Whether it’s a lack of prudence in faculty hires, an unwillingness to chasten and confront an attitude of spiritual rebellion that rises up on campus, the exchange of a transformative eternal focus for a worldly social justice politics, the need or perceived need of increased finances, or usually some combination of them all, sadly it’s only a matter of time before even the noblest of these institutions becomes Christian in name only.
Simply survey the landscape of America’s “Christian” colleges today and note how many refuse to affirm the Biblical view of human origin, Biblical sexual ethics, the Biblical principle of one race, the Biblical doctrine of Imago Dei in articulating the sanctity of human life. It would be comical if it weren’t so devastatingly sad. Because remember, these are not secular campuses preaching secular values.
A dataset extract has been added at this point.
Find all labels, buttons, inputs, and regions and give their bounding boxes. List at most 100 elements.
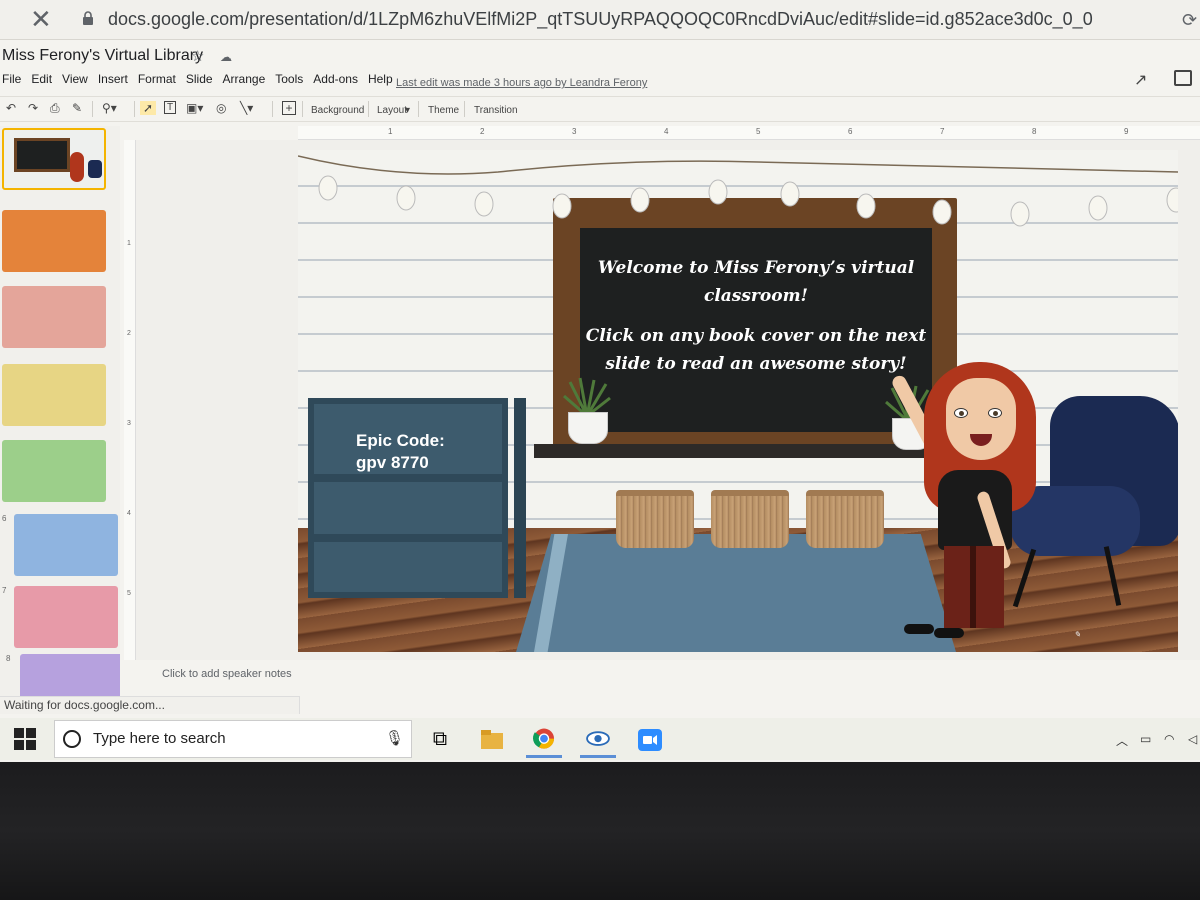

These are supposed Christian institutions wrapping new age humanism in Christian language, misleading countless young minds. If you wonder why Jesus takes such a harsh stance between those who are “lukewarm,” look no further than what these campuses are doing.
And that’s why I was so excited to see what an underground group of Biblical minds are doing on the campus of Taylor University. Taylor is a small liberal arts Christian college in tiny Upland, Indiana, best known for either its bizarre “Silent Night” basketball tradition and the legendary Ivanhoe’s ice cream wonderland that exists right across the street from campus. But if a group of Biblical minds at Taylor have their way, the school will be known for something else – a resurgent Christianity on a drifting campus.
The first edition of “Excalibur” has been distributed around campus courtesy of a group calling themselves the Taylor University conservative underground. But this isn’t just political conservatism. This is Biblical Christianity they are talking about reviving. They defined their purpose this way:
“We are Taylor University faculty, staff, and students who heartily affirm the historic orthodox theological doctrines, as expressed in the Apostles creed and other classic ecumenical Christian creeds. We also believe, among other things, (1) that the traditional view of marriage as a monogamous covenant between one man and one woman is the only reasonable Christian position, (2) that a creationist view of human origins deserves better representation at a Christian college such as ours, (3) that the sanctity of human life…[is] essential.”
And if you don’t take my word for what has happened and is happening at our Christian schools, leaving you curious why these Excalibur organizers would feel the need to affirm what should be an obvious common sense expectation at a Christian school, they explain:
“While the values expressed here warrant consistent and explicit expression in the Taylor community, in recent times this has been done inadequately across campus, whether in classrooms, the chapel program, faculty publications, or by invited speakers on campus. Moreover, we perceive a growing trend on campus of opinions opposing and undermining the above commitments, including permissivist views of human sexuality, hostility toward creationist perspectives, rejection of the rule of law, and uncritical endorsement of liberal-progressive ideals (e.g., in the form of Marxist-inspired critical race theory).”
The first publication of Excalibur included an incredibly well-written exposé on the Marxist foundations of “social justice” movements like the one currently attempting to hijack Christianity in America (particularly on college campuses), as well as a profound explanation of the true nature of Imago Dei and how it sets the Christian worldview apart.
In other words, Excalibur seems dedicated to voicing precisely what Taylor University and every other university bearing the name of Christ should be teaching, affirming, and reinforcing in every classroom, every discussion, every chapel, and through every speaker.
Hats off to these reformers, and may their vision spread to a Christian campus culture in America that desperately needs it.